In the late morning after Yule, a Torsday, a crowd of Eid-folk gathered by a small frozen bog-lake a short walk from the town. Many of them brought children, who played around the legs of the adults and munched on sweet Yule-snacks.
This sacred part of the swamp was near where iron-ore was strip-mined.
Ice was thick over the muddy water of the little lake. Brown plant-stalks with dead leaves stuck up through the surface of the ice. Cold, sharp wind. No hint of sunlight.
Halfdan stood on the ice, blue paint smeared around his eyes, wearing thick and expensive boots and jacket. He was armed and armoured, a shined helmet over his tangled black curls. His battle-hurts had all healed, and his finger-stump was covered with skin.
He was not Fjordane's king, just a temporary war-chief, but Halfdan would rule the government and religion of Fjordane until a king was elected at the yearly Assembly this summer.
At Halfdan's boots, two men lay belly-down on the ice, ankles and wrists tied with bronze wire.

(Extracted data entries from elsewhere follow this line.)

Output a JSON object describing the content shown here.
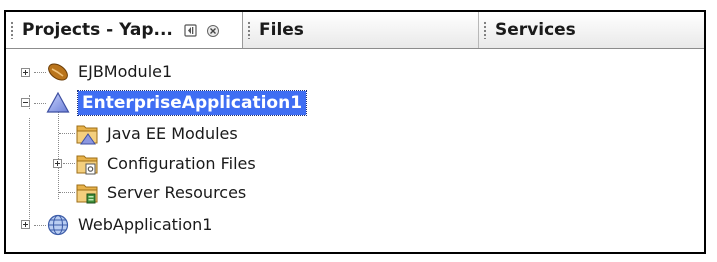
{
  "tabs": [
    {
      "label": "Projects - Yap...",
      "active": true
    },
    {
      "label": "Files",
      "active": false
    },
    {
      "label": "Services",
      "active": false
    }
  ],
  "tree": {
    "ejb_module": {
      "label": "EJBModule1",
      "icon": "ejb-bean-icon"
    },
    "enterprise_app": {
      "label": "EnterpriseApplication1",
      "icon": "enterprise-app-icon",
      "selected": true
    },
    "java_ee_modules": {
      "label": "Java EE Modules",
      "icon": "java-ee-modules-folder-icon"
    },
    "config_files": {
      "label": "Configuration Files",
      "icon": "configuration-files-folder-icon"
    },
    "server_resources": {
      "label": "Server Resources",
      "icon": "server-resources-folder-icon"
    },
    "web_app": {
      "label": "WebApplication1",
      "icon": "web-app-globe-icon"
    }
  },
  "colors": {
    "selection": "#3f6ef3",
    "tab_bg": "#e9e9e9",
    "folder": "#e8b24a"
  }
}
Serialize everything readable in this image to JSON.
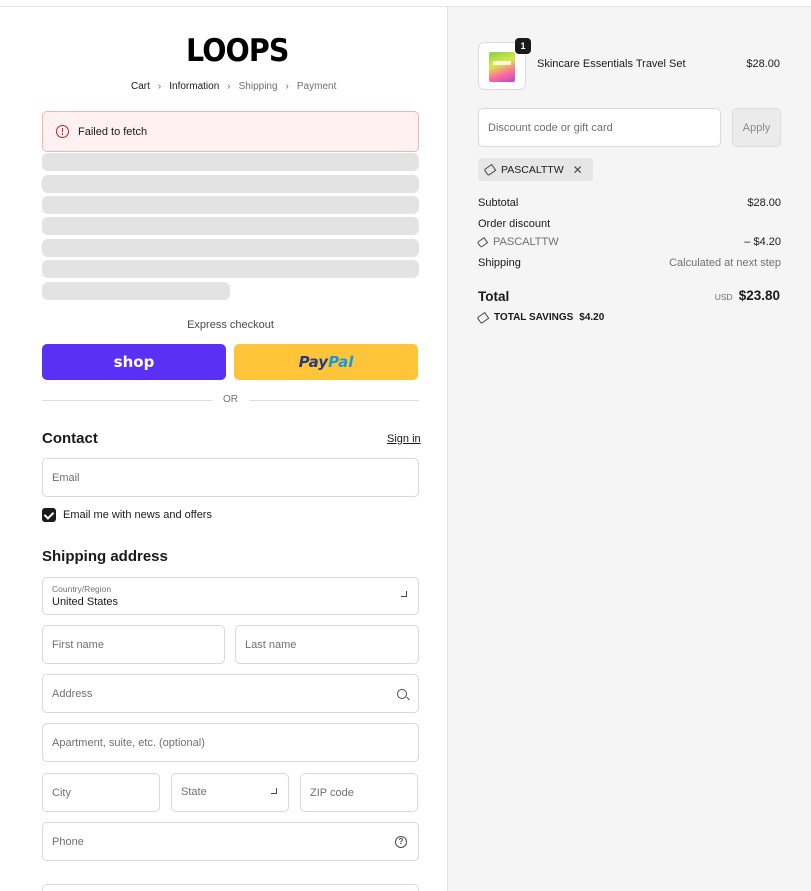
{
  "brand": {
    "logo": "LOOPS"
  },
  "breadcrumb": {
    "cart": "Cart",
    "information": "Information",
    "shipping": "Shipping",
    "payment": "Payment"
  },
  "error": {
    "message": "Failed to fetch"
  },
  "express": {
    "label": "Express checkout",
    "shop_label": "shop",
    "paypal_pay": "Pay",
    "paypal_pal": "Pal",
    "or_label": "OR"
  },
  "contact": {
    "title": "Contact",
    "sign_in": "Sign in",
    "email_placeholder": "Email",
    "news_label": "Email me with news and offers",
    "news_checked": true
  },
  "shipping_address": {
    "title": "Shipping address",
    "country_label": "Country/Region",
    "country_value": "United States",
    "first_name": "First name",
    "last_name": "Last name",
    "address": "Address",
    "apartment": "Apartment, suite, etc. (optional)",
    "city": "City",
    "state": "State",
    "zip": "ZIP code",
    "phone": "Phone"
  },
  "order": {
    "item": {
      "name": "Skincare Essentials Travel Set",
      "price": "$28.00",
      "quantity": "1"
    },
    "discount_placeholder": "Discount code or gift card",
    "apply_label": "Apply",
    "code": "PASCALTTW",
    "subtotal_label": "Subtotal",
    "subtotal_value": "$28.00",
    "order_discount_label": "Order discount",
    "discount_code": "PASCALTTW",
    "discount_value": "– $4.20",
    "shipping_label": "Shipping",
    "shipping_value": "Calculated at next step",
    "total_label": "Total",
    "total_currency": "USD",
    "total_value": "$23.80",
    "savings_label": "TOTAL SAVINGS",
    "savings_value": "$4.20"
  },
  "colors": {
    "shop_pay": "#5a31f4",
    "paypal": "#ffc439",
    "error_bg": "#fff1f1",
    "error_icon": "#c5221f"
  }
}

Their heads were covered with grey-furred wolf-masks. Each of them lay near a hole cut in the ice. Between them on the ice lay a pair of bent and fire-blacked swords and two similarly-abused shields.
These two men were spies, captured last week near the docks. Under torture, both had confessed to coming to Eid from Sogn to get information about Halfdan's plans and, if possible, to set fire to the half-built war-ships.

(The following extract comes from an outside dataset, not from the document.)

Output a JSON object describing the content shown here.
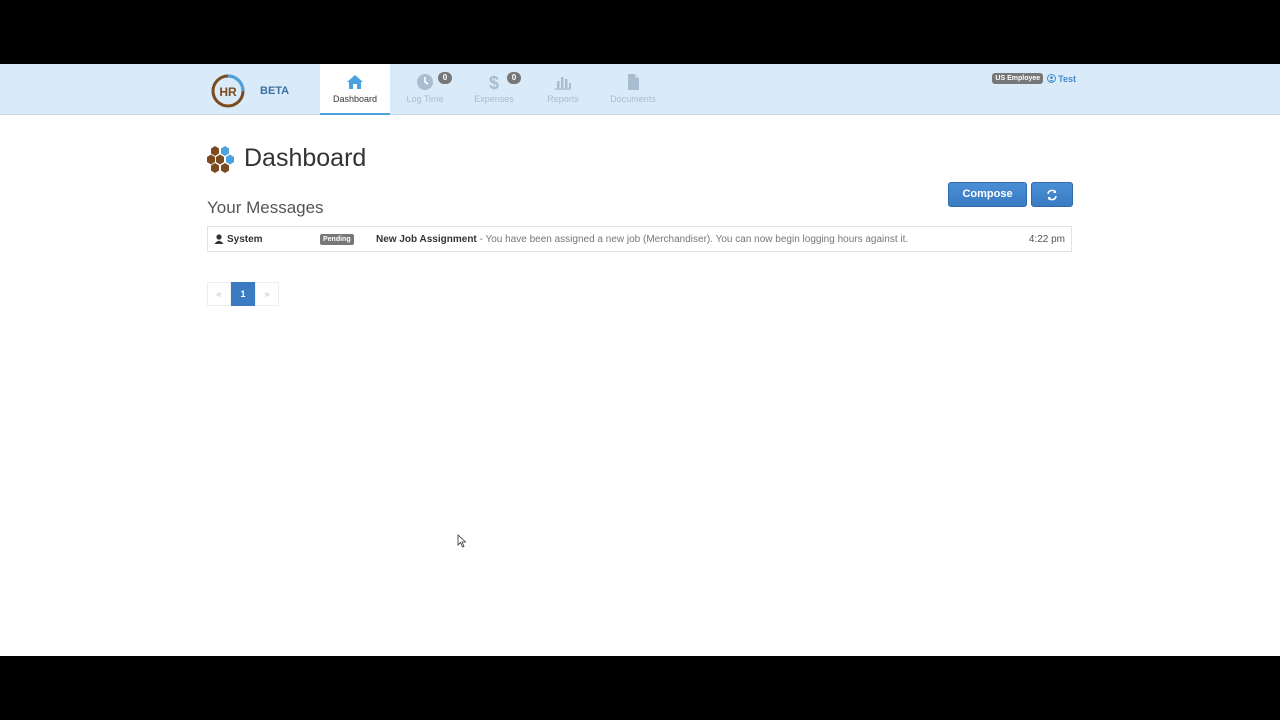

Halfdan made a speech to the crowd about the evil of King Njal and the threat posed by Sogn to the traditional freedoms and rights of the folk of Fjordane.
"The outlanders want to hurt us all!" he concluded. "But they can't! Because the gods above are always on Fjordane's side! And why is that? Because in Fjordane we give generously to the gods!"
With that, Halfdan bent to pick up one of the ruined swords.